Teachers and administrators unabashedly admit they lifted the best elements from the other three high schools, including teaching strategies, block scheduling, and top teachers and administrators. Northwood also re-created Irvine High School’s enormously successful faculty mentoring program, in which students are paired with a teacher all four years and meet with that faculty member during homeroom multiple days a week.

“We stole all the best concepts from what the other schools did,” said counselor Natalie Hamilton, who has been with the school seven years. “A lot of the best staff came from the other schools.”

Northwood, which opened in 1999, is nestled in the foothills of northeastern Irvine, at the edge of the developed portion of the city in the Northwood Pointe community. It’s surrounded by avocado groves and dirt roads, although grading is taking place behind the school for a new housing development called Orchard Hills.

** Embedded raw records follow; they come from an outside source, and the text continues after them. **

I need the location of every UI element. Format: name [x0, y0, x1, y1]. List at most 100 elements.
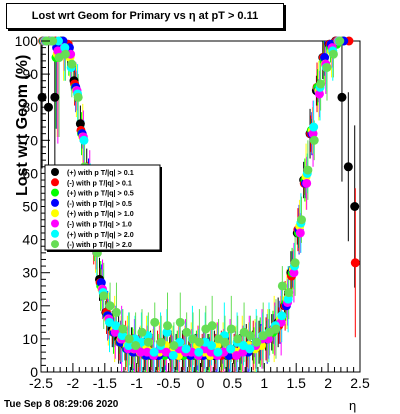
y-tick-label: 60 [22, 165, 38, 181]
x-axis-label: η [349, 398, 357, 413]
data-point [213, 347, 223, 357]
data-point [302, 178, 312, 188]
data-point [143, 337, 153, 347]
data-point [277, 311, 287, 321]
data-point [124, 334, 134, 344]
legend-entry: (-) with p T/|q| > 2.0 [67, 240, 132, 249]
legend-box [44, 164, 161, 251]
legend-marker [51, 219, 59, 228]
data-point [163, 321, 173, 331]
data-point [207, 321, 217, 331]
data-point [303, 165, 313, 175]
data-point [350, 202, 360, 211]
legend-marker [51, 188, 59, 197]
y-tick-label: 30 [22, 265, 38, 281]
legend-entry: (+) with p T/|q| > 1.0 [67, 209, 134, 218]
data-point [73, 92, 83, 102]
y-tick-label: 50 [22, 199, 38, 215]
legend-marker [51, 198, 59, 207]
y-tick-label: 100 [15, 33, 39, 49]
data-point [169, 341, 179, 351]
data-point [252, 337, 262, 347]
data-point [99, 291, 109, 301]
data-point [136, 347, 146, 357]
data-point [295, 228, 305, 238]
y-tick-label: 80 [22, 99, 38, 115]
x-tick-label: 1.5 [286, 375, 306, 391]
legend-marker [51, 209, 59, 218]
legend-marker [51, 168, 59, 176]
data-point [245, 344, 255, 354]
data-point [50, 92, 60, 102]
axes: 0 10 20 30 40 50 60 70 80 90 100 -2.5 -2 -1.5 -1 -0.5 0 0… [15, 33, 370, 391]
y-tick-label: 20 [22, 298, 38, 314]
x-tick-label: 0.5 [223, 375, 243, 391]
data-point [296, 215, 306, 225]
data-point [335, 36, 345, 46]
x-tick-label: -2.5 [29, 375, 53, 391]
data-markers [37, 36, 360, 360]
legend-entry: (-) with p T/|q| > 0.1 [67, 178, 132, 187]
data-point [233, 334, 243, 344]
data-point [290, 258, 300, 268]
legend-marker [51, 229, 59, 238]
y-tick-label: 10 [22, 331, 38, 347]
data-point [343, 162, 353, 172]
data-point [110, 327, 120, 337]
data-point [60, 43, 70, 53]
data-point [182, 327, 192, 337]
legend: (+) with p T/|q| > 0.1(-) with p T/|q| >… [44, 164, 162, 252]
data-point [220, 337, 230, 347]
data-point [79, 135, 89, 145]
data-point [226, 344, 236, 354]
legend-entry: (-) with p T/|q| > 0.5 [67, 199, 132, 208]
x-tick-label: 0 [197, 375, 205, 391]
data-point [124, 341, 134, 351]
data-point [48, 36, 58, 46]
data-point [277, 281, 287, 291]
data-point [316, 79, 326, 89]
data-point [131, 341, 141, 351]
x-tick-label: 2.5 [350, 375, 370, 391]
data-point [149, 347, 159, 357]
legend-shadow [47, 250, 162, 252]
data-point [162, 327, 172, 337]
legend-marker [51, 178, 59, 187]
x-tick-label: -0.5 [157, 375, 181, 391]
data-point [117, 331, 127, 341]
data-point [226, 324, 236, 334]
legend-marker [51, 240, 59, 249]
x-tick-label: -2 [67, 375, 80, 391]
legend-entry: (+) with p T/|q| > 0.1 [67, 168, 134, 177]
y-axis-label: Lost wrt Geom (%) [14, 54, 31, 196]
data-point [111, 321, 121, 331]
y-tick-label: 0 [30, 364, 38, 380]
data-point [60, 49, 70, 59]
data-point [322, 62, 332, 72]
data-point [207, 341, 217, 351]
data-point [150, 317, 160, 327]
data-point [181, 344, 191, 354]
data-point [105, 301, 115, 311]
data-point [111, 307, 121, 317]
data-point [350, 258, 360, 268]
data-point [328, 49, 338, 59]
data-point [271, 324, 281, 334]
x-tick-label: 1 [260, 375, 268, 391]
data-point [175, 317, 185, 327]
data-point [314, 89, 324, 99]
data-point [283, 294, 293, 304]
legend-entry: (+) with p T/|q| > 0.5 [67, 189, 134, 198]
data-point [309, 135, 319, 145]
data-point [67, 59, 77, 69]
chart-title: Lost wrt Geom for Primary vs η at pT > 0… [6, 3, 284, 29]
x-tick-label: 2 [324, 375, 332, 391]
y-tick-label: 90 [22, 66, 38, 82]
legend-shadow [160, 167, 162, 252]
data-point [194, 347, 204, 357]
timestamp: Tue Sep 8 08:29:06 2020 [4, 399, 119, 410]
data-point [284, 288, 294, 298]
data-point [37, 92, 47, 102]
x-tick-label: -1 [130, 375, 143, 391]
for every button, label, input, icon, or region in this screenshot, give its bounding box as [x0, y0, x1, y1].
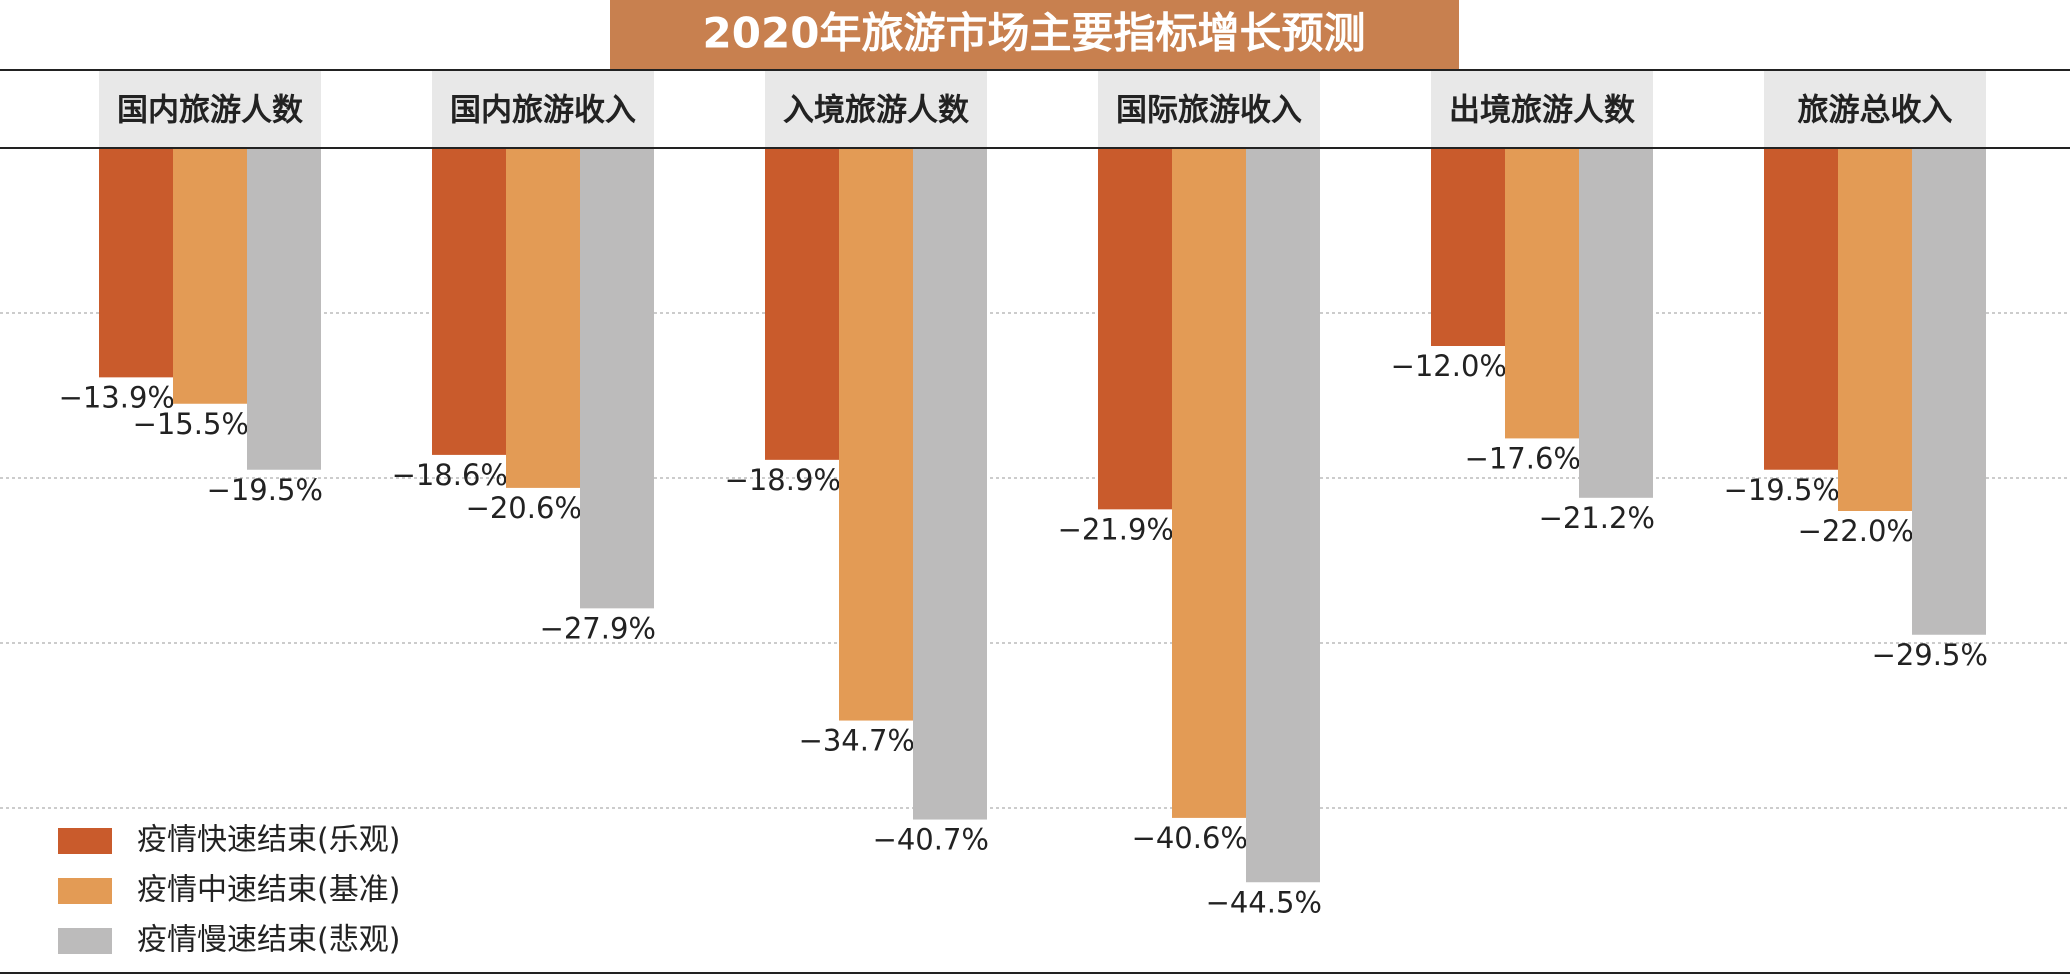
value-label: −18.9% — [725, 463, 841, 497]
category-header-bg — [1764, 70, 1986, 148]
bar — [1246, 148, 1320, 883]
category-header-bg — [1098, 70, 1320, 148]
legend-label: 疫情快速结束(乐观) — [137, 823, 400, 858]
value-label: −15.5% — [133, 407, 249, 441]
value-label: −19.5% — [207, 473, 323, 507]
category-header-bg — [1431, 70, 1653, 148]
bar — [173, 148, 247, 404]
chart-title: 2020年旅游市场主要指标增长预测 — [703, 9, 1366, 58]
value-label: −40.7% — [873, 823, 989, 857]
bar — [1505, 148, 1579, 439]
category-label: 国内旅游收入 — [450, 93, 636, 129]
bar — [1172, 148, 1246, 818]
value-label: −34.7% — [799, 724, 915, 758]
bar — [506, 148, 580, 488]
value-label: −29.5% — [1872, 638, 1988, 672]
category-label: 国际旅游收入 — [1116, 93, 1302, 129]
value-label: −22.0% — [1798, 514, 1914, 548]
legend-label: 疫情慢速结束(悲观) — [137, 923, 400, 958]
category-label: 国内旅游人数 — [117, 93, 303, 129]
value-label: −18.6% — [392, 458, 508, 492]
legend-swatch — [58, 878, 112, 904]
value-label: −27.9% — [540, 611, 656, 645]
bar — [99, 148, 173, 378]
bar — [839, 148, 913, 721]
value-label: −21.9% — [1058, 512, 1174, 546]
bar — [247, 148, 321, 470]
category-label: 入境旅游人数 — [783, 93, 969, 129]
value-label: −21.2% — [1539, 501, 1655, 535]
bar — [432, 148, 506, 455]
bar — [1431, 148, 1505, 346]
value-label: −20.6% — [466, 491, 582, 525]
value-label: −19.5% — [1724, 473, 1840, 507]
category-header-bg — [99, 70, 321, 148]
bar — [1579, 148, 1653, 498]
value-label: −40.6% — [1132, 821, 1248, 855]
bar — [580, 148, 654, 609]
value-label: −17.6% — [1465, 441, 1581, 475]
value-label: −44.5% — [1206, 885, 1322, 919]
bar — [913, 148, 987, 820]
category-header-bg — [765, 70, 987, 148]
bar — [765, 148, 839, 460]
category-label: 出境旅游人数 — [1449, 93, 1635, 129]
bar — [1098, 148, 1172, 510]
legend-label: 疫情中速结束(基准) — [137, 873, 400, 908]
bar — [1764, 148, 1838, 470]
legend-swatch — [58, 828, 112, 854]
legend-swatch — [58, 928, 112, 954]
category-header-bg — [432, 70, 654, 148]
bar — [1838, 148, 1912, 511]
bar — [1912, 148, 1986, 635]
value-label: −13.9% — [59, 380, 175, 414]
title-box — [610, 0, 1459, 70]
value-label: −12.0% — [1391, 349, 1507, 383]
category-label: 旅游总收入 — [1798, 93, 1953, 129]
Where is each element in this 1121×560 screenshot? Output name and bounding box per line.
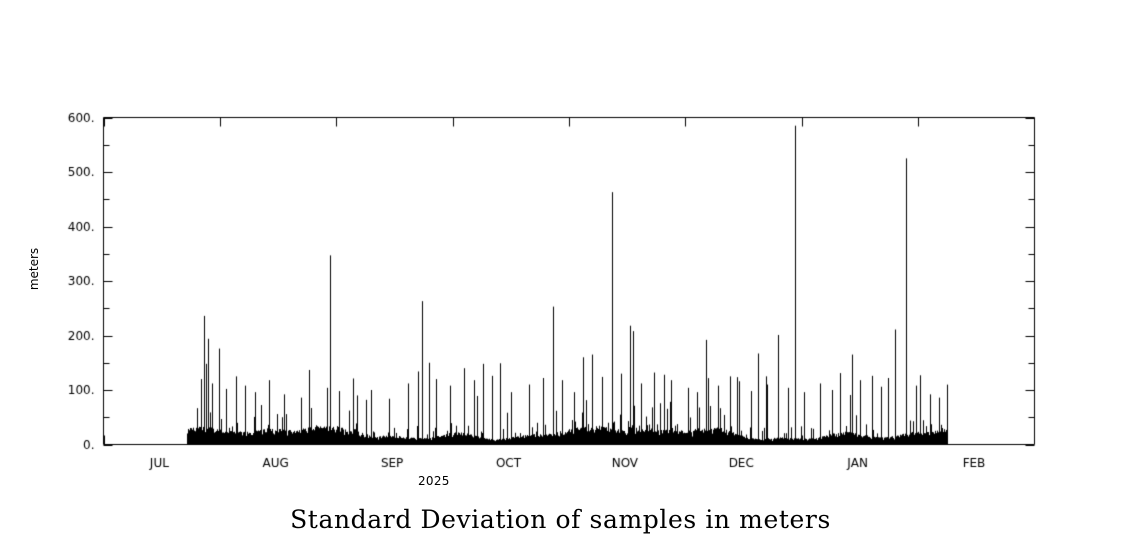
x-axis-title: 2025 (418, 474, 450, 488)
y-axis-title: meters (27, 247, 41, 291)
figure-caption: Standard Deviation of samples in meters (290, 505, 831, 534)
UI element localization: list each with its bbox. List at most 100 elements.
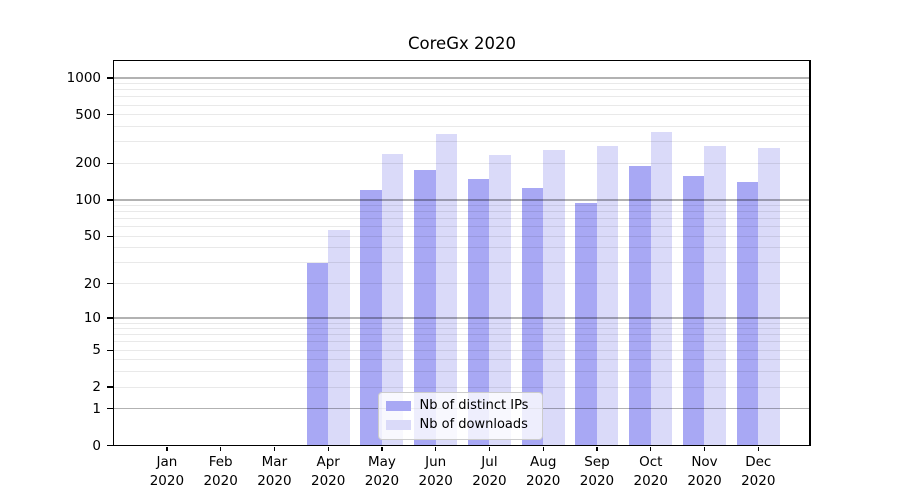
minor-gridline: [113, 235, 810, 237]
minor-gridline: [113, 104, 810, 106]
x-tick-label-line: 2020: [364, 472, 400, 489]
x-tick-label: Oct 2020: [608, 453, 694, 491]
x-tick-label-line: 2020: [472, 472, 507, 489]
y-tick: [106, 77, 113, 79]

The sprawling campus consists of a circular grouping of two-story, tan-stucco buildings with teal-tinted windows. Many of the classrooms are connected to “pods” – common areas filled with computer labs that are designed to promote interdisciplinary learning. The campus also features a state-of-the-art, 680-seat theater.

The campus converges on an outdoor quad area where a mature oak tree serves as the focal point. The prominently displayed tree has become a symbol of pride for the school and a consistent source of rumor and folklore.

“There’s a rumor that it’s worth millions,” Principal Leslie Roach said, laughing. “But there’s nothing special about it. … I suppose it’s a symbol of growth.”

Northwood’s staff prides itself on what it considers to be a younger, hipper approach, less entrenched in traditions than other schools.

“I relate to the kids with pop culture,” said English teacher Jennifer Gray, who has been at the school for four years. “I’m able to remember what it’s like to be in high school and the conflicting priorities. Or, I’ll say, ‘Steinbeck is good. I know it’s different – just trust me.’

They respond to that.”

Like the other three Irvine high schools, Northwood is known for its diverse, highly tolerant student body. In addition to ethnic diversity, it’s home to a developmentally delayed population that is fully integrated into campus life.